The scientists cited previous studies claiming that because vitamin D is so protective of the gut microbiome, supplementing patients with vitamin D is a good way to improve microbiome diversity and boost levels of bacteria that are particularly adept at preventing C diff growth and consequential infection. They posited that patients who have vitamin D deficiency may not have sufficient species diversity in their gut microbiome, leaving them at heightened risk of recurrent C diff infection.

Addressing the Rutgers study’s finding that people without vitamin D deficiency had a higher risk of mortality, which contradicts the results of most prior studies, the authors mentioned that several studies noted raised mortality levels in patients with both very high and very low vitamin D levels. “This could be due to sicker patients being advised to take vitamin D supplementation in an attempt to improve their overall mortality, providing a fictitious inverse correlation between VDD and mortality,” they wrote. “We hypothesize that this discrepancy may be attributed to this phenomenon.”

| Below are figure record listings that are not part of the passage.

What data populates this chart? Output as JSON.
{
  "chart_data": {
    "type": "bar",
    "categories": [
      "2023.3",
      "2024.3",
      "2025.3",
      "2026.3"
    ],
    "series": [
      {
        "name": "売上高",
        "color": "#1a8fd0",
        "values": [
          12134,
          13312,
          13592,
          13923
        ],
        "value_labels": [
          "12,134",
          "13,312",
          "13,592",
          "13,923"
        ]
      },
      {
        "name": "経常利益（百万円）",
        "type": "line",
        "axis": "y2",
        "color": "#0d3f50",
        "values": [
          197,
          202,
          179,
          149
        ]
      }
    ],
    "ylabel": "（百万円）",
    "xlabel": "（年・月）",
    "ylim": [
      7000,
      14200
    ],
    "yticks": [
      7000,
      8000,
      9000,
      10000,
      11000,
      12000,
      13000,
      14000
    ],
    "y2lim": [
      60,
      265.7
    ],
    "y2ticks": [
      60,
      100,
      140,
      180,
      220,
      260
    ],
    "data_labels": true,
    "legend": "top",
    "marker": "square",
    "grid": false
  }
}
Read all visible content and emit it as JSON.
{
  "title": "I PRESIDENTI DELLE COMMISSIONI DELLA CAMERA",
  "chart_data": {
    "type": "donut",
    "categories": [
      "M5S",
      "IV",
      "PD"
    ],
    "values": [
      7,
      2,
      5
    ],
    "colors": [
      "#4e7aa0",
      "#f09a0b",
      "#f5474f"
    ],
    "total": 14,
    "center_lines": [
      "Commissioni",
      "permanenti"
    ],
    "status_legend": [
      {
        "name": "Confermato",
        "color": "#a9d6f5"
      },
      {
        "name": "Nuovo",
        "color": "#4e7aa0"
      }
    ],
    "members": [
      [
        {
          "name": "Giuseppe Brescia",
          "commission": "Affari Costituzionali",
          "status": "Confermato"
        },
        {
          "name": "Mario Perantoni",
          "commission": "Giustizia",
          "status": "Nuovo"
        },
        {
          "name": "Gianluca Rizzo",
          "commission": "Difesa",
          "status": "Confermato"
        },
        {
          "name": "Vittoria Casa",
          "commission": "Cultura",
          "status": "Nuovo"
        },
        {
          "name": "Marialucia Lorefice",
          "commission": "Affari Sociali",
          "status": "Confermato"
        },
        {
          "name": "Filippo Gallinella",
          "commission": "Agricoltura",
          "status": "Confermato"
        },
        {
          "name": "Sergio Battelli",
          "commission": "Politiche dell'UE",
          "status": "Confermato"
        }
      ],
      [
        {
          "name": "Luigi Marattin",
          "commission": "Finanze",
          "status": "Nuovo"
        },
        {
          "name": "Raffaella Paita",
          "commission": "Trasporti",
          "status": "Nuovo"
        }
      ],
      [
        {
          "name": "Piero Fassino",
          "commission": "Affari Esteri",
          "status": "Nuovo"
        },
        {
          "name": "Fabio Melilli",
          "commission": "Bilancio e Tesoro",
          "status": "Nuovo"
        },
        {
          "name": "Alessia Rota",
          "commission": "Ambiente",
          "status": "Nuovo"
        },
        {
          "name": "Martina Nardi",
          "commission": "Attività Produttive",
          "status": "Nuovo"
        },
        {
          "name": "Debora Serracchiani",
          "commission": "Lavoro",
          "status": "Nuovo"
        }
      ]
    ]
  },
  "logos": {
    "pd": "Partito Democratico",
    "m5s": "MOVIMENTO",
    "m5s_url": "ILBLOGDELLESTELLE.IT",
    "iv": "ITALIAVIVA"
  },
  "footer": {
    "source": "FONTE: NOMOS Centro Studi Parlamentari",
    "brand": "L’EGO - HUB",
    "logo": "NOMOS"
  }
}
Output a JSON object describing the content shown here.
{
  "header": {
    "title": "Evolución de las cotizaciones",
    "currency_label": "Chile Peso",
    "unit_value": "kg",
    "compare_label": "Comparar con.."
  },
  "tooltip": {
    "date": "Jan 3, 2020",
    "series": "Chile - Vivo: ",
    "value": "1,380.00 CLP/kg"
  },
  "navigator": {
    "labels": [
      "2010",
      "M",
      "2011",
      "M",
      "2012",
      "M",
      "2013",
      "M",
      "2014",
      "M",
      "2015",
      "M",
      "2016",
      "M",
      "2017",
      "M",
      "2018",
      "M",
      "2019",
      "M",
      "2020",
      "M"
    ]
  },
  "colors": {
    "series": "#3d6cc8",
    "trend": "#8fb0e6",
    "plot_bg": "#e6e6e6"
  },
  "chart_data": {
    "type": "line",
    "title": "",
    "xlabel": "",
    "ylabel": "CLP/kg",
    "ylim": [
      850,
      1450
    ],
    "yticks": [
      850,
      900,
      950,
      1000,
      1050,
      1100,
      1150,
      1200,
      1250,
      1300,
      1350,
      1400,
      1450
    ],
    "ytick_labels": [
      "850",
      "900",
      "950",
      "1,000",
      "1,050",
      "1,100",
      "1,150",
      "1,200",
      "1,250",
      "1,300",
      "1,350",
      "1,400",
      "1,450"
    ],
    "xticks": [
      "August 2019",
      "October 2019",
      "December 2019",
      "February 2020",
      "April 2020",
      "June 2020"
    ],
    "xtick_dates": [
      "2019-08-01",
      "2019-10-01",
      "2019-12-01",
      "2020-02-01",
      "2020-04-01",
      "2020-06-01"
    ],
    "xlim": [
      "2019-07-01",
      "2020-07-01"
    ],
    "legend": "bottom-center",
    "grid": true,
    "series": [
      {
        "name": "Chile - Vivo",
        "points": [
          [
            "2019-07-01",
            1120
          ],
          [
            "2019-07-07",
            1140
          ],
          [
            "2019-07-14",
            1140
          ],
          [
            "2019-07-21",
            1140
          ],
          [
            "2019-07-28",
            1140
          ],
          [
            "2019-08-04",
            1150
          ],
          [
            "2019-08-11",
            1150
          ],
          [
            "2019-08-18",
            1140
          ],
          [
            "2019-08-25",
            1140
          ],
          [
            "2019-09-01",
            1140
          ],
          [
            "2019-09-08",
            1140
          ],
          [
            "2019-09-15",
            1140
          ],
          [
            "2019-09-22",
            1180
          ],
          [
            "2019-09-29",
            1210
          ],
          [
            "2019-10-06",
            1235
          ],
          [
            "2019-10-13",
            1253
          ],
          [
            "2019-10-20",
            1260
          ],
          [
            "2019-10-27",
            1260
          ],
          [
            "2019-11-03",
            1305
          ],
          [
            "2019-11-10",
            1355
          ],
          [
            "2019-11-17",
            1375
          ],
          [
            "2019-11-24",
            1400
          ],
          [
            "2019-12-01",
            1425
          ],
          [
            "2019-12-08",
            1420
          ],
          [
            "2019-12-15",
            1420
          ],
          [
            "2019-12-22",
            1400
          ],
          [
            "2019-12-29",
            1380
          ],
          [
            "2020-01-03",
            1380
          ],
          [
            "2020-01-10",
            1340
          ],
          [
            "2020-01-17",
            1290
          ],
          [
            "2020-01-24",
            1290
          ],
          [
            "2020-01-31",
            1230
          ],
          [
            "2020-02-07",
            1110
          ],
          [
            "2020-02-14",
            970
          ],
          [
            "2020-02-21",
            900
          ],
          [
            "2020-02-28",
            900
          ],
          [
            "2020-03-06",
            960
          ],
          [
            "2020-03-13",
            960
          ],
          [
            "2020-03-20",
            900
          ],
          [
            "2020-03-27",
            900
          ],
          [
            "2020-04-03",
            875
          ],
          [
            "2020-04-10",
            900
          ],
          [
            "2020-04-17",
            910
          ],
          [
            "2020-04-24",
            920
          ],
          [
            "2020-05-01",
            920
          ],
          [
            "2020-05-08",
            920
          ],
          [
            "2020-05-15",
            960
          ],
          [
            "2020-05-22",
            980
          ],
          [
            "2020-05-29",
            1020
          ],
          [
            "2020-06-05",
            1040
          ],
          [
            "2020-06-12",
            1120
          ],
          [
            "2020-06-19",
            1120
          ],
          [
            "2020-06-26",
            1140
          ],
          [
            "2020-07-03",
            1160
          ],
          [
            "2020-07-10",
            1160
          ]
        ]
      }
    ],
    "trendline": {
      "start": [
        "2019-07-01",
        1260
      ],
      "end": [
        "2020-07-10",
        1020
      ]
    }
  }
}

Given the ability of vitamin D to fortify the gut microbiome and ward off C diff infection, clinicians treating patients hospitalized with thisinfection may want to consider supplementing those lacking in this vitamin in order to minimize their chance of experiencing recurrent C diff infection. The authors noted that future studies hopefully will parse the chances of developing recurrent C diff infection based on the severity of vitamin D deficiency as well as assess how vitamin D supplementation affects patients who are not vitamin D deficient at baseline.

One limitation of the study is its reliance on the accuracy of billing codes, which may be entered incorrectly. The authors warned that some cases of vitamin D deficiency, particularly serious ones, may not be recorded at all. Also, the study did not separate subjects by vitamin D deficiency severity, something that would have allowed for a deeper analysis of the results.